A downside to interface is that they can't be versioned. Once you shipped the interface you won't be making changes to it. If you use abstract classes then you can easily extend the contract over time by adding new methods and flagging them as virtual.
As an example, all stream objects in .NET derive from System.IO.Stream which is an abstract class. This makes it easy for Microsoft to add new features. In version 2 of the frameworkj they added the ReadTimeout and WriteTimeout properties without breaking any code. If they used an interface(say IStream) then they wouldn't have been able to do this. Instead they'd have had to create a new interface to define the timeout methods and we'd have to write code to conditionally cast to this interface if we wanted to use the functionality.
Interfaces should be used when you want to clearly define the interaction between two different sections of your software. Especially when it is possible that you want to rip out either end of the connection and replace it with something else.
For example in my CAM application I have a CuttingPath connected to a Collection of Points. It makes no sense to have a IPointList interface as CuttingPaths are always going to be comprised of Points in my application.
However I uses the interface IMotionController to communicate with the machine because we support many different types of cutting machine each with their own commend set and method of communications. So in that case it makes sense to put it behind a interface as one installation may be using a different machine than another.
Our applications has been maintain since the mid 80s and went to a object oriented design in late 90s. I have found that what could change greatly exceeded what I originally thought and the use of interfaces has grown. For example it used to be that our DrawingPath was comprised of points. But now it is comprised of entities (splines, arcs, ec) So it is pointed to a EntityList that is a collection of Object implementing IEntity interface.
But that change was propelled by the realization that a DrawingPath could be drawn using many different methods. Once that it was realized that a variety of drawing methods was needed then the need for a interface as opposed to a fixed relationship to a Entity Object was indicated.
Note that in our system DrawingPaths are rendered down to a low level cutting path which are always series of point segments.
I tried to take the advice of 'code to an interface' literally on a recent project. The end result was essentially duplication of the public interface (small i) of each class precisely once in an Interface (big I) implementation. This is pretty pointless in practice.
A better strategy I feel is to confine your interface implementations to verbs:
Print()
Draw()
Save()
Serialize()
Update()
...etc etc. This means that classes whose primary role is to store data - and if your code is well-designed they would usually only do that - don't want or need interface implementations. Anywhere you might want runtime-configurable behaviour, for example a variety of different graph styles representing the same data.
It's better still when the thing asking for the work really doesn't want to know how the work is done. This means you can give it a macguffin that it can simply trust will do whatever its public interface says it does, and let the component in question simply choose when to do the work.

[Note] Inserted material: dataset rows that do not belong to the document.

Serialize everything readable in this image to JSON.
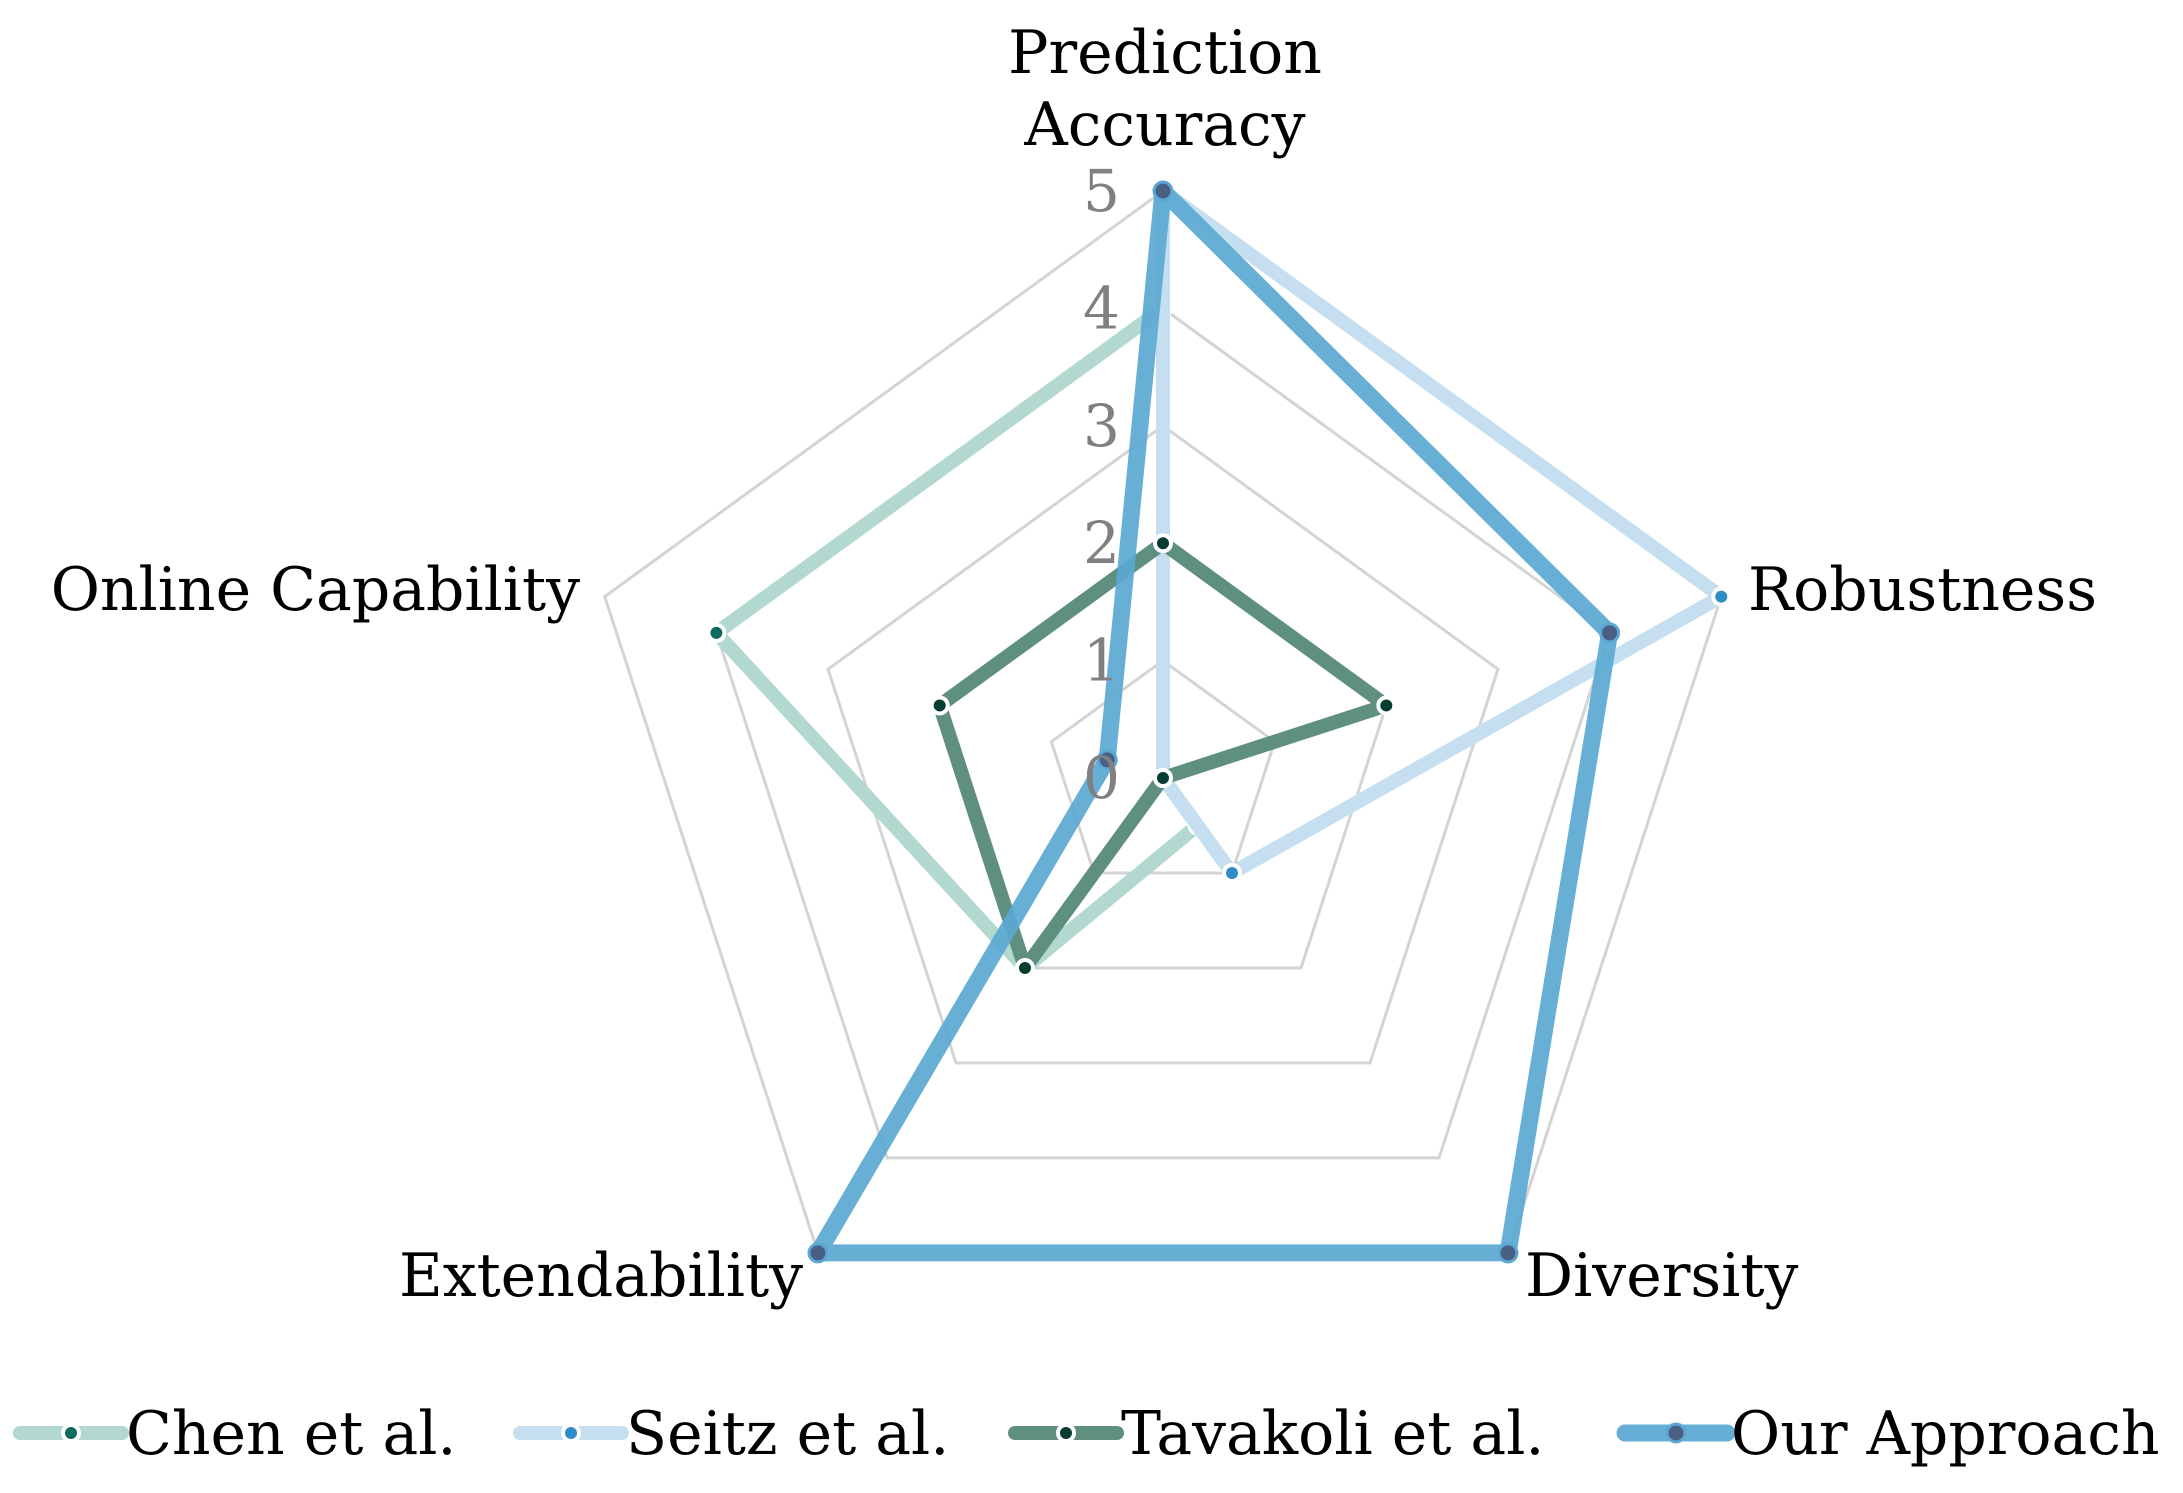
{
  "chart_data": {
    "type": "radar",
    "axes": [
      "Prediction\nAccuracy",
      "Robustness",
      "Diversity",
      "Extendability",
      "Online Capability"
    ],
    "range": [
      0,
      5
    ],
    "ticks": [
      "0",
      "1",
      "2",
      "3",
      "4",
      "5"
    ],
    "grid": true,
    "legend_position": "bottom",
    "series": [
      {
        "name": "Chen et al.",
        "values": [
          4,
          0,
          0.5,
          2,
          4
        ],
        "color": "#b2d8d0",
        "marker_color": "#0b6b5c",
        "marker_edge": "#ffffff",
        "opacity": 1,
        "style": "thin"
      },
      {
        "name": "Seitz et al.",
        "values": [
          5,
          5,
          1,
          0,
          0
        ],
        "color": "#c5dff0",
        "marker_color": "#2f8cc6",
        "marker_edge": "#ffffff",
        "opacity": 1,
        "style": "thin"
      },
      {
        "name": "Tavakoli et al.",
        "values": [
          2,
          2,
          0,
          2,
          2
        ],
        "color": "#5f8f7f",
        "marker_color": "#063d33",
        "marker_edge": "#ffffff",
        "opacity": 1,
        "style": "thin"
      },
      {
        "name": "Our Approach",
        "values": [
          5,
          4,
          5,
          5,
          0.5
        ],
        "color": "#5ba8d3",
        "marker_color": "#4a5f84",
        "marker_edge": "#5ba8d3",
        "opacity": 0.92,
        "style": "thick"
      }
    ]
  }
}
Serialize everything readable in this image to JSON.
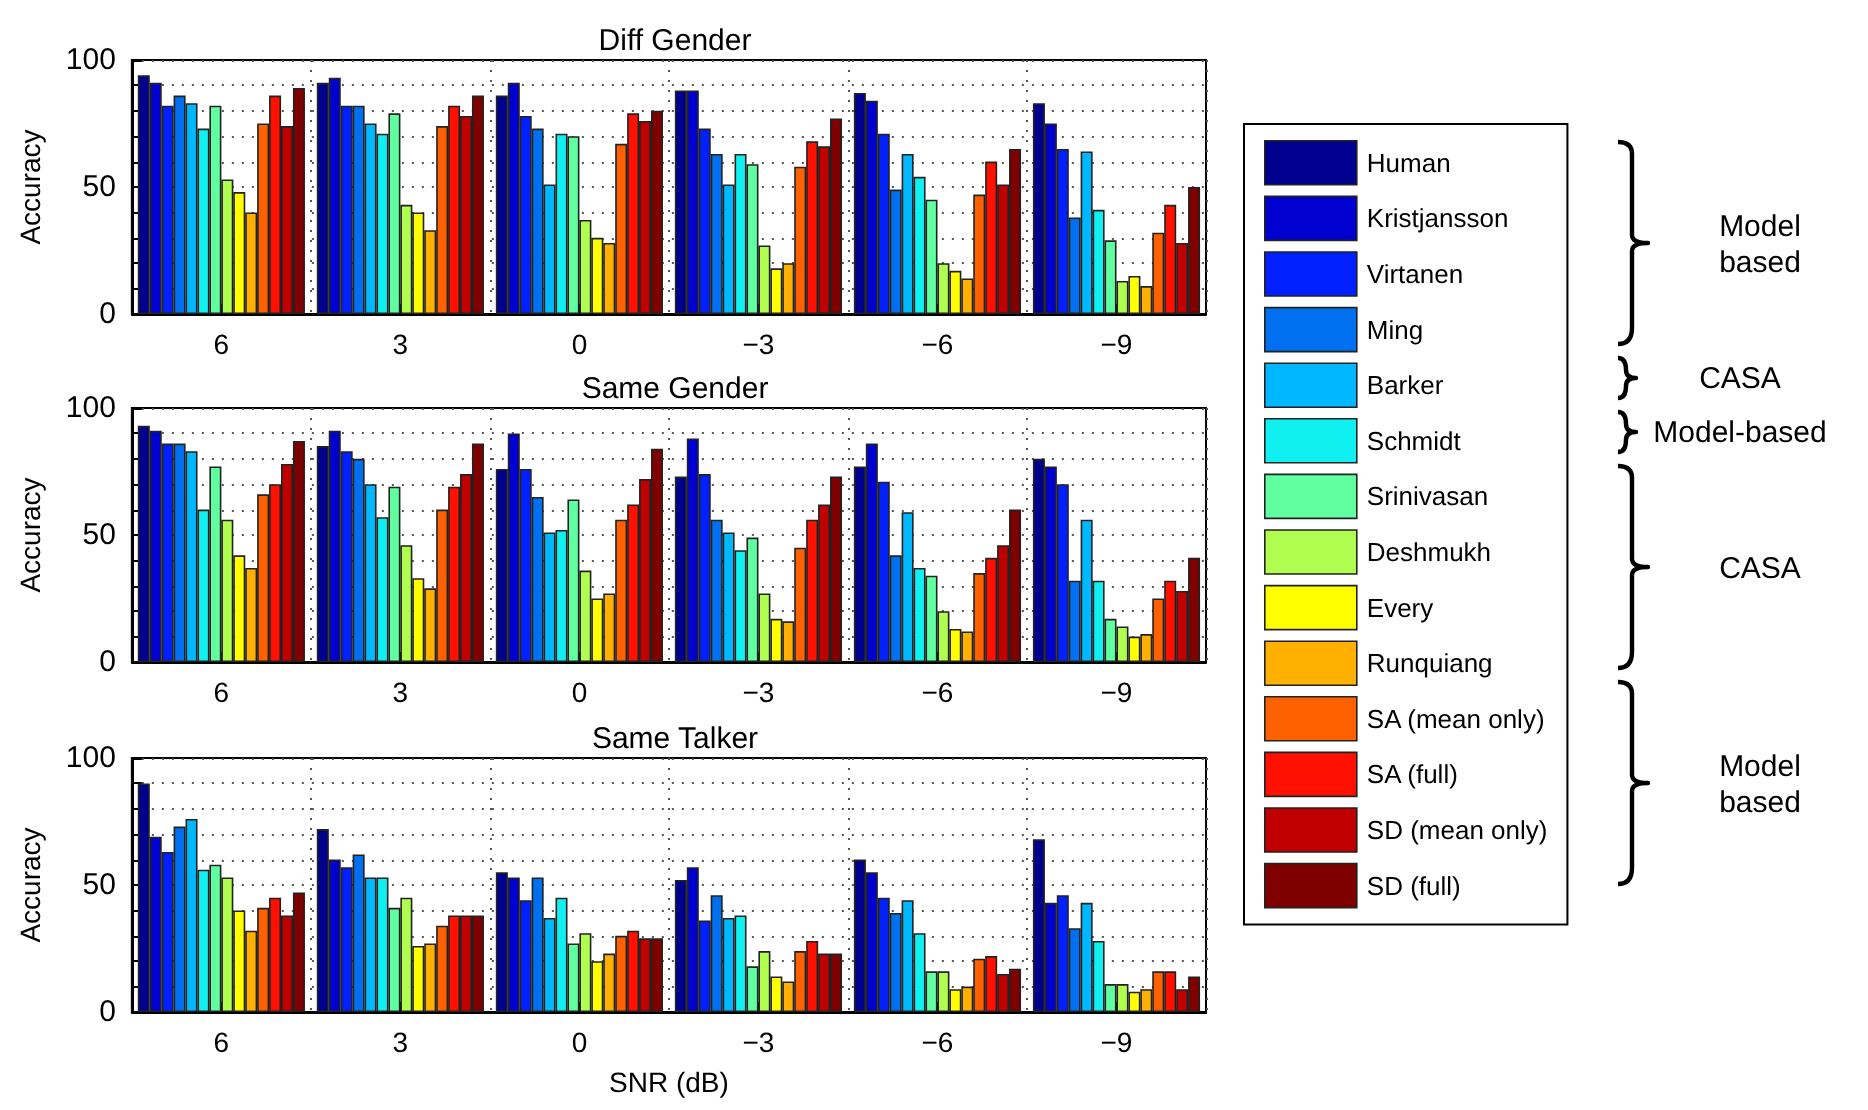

I agree with kpollock. Interfaces are used to get a common ground for objects. The fact that they can be used in IOC containers and other purposes is an added feature.
Let's say you have several types of customer classes that vary slightly but have common properties. In this case it is great to have a ICustomer interface to bound them together, logicaly. By doing that you could create a CustomerHander class/method that handels ICustomer objects the same way instead of creating a handerl method for each variation of customers.
This is the strength of interfaces.
If you only have a single class that implements an interface, then the interface isn't to much help, it just sits there and does nothing.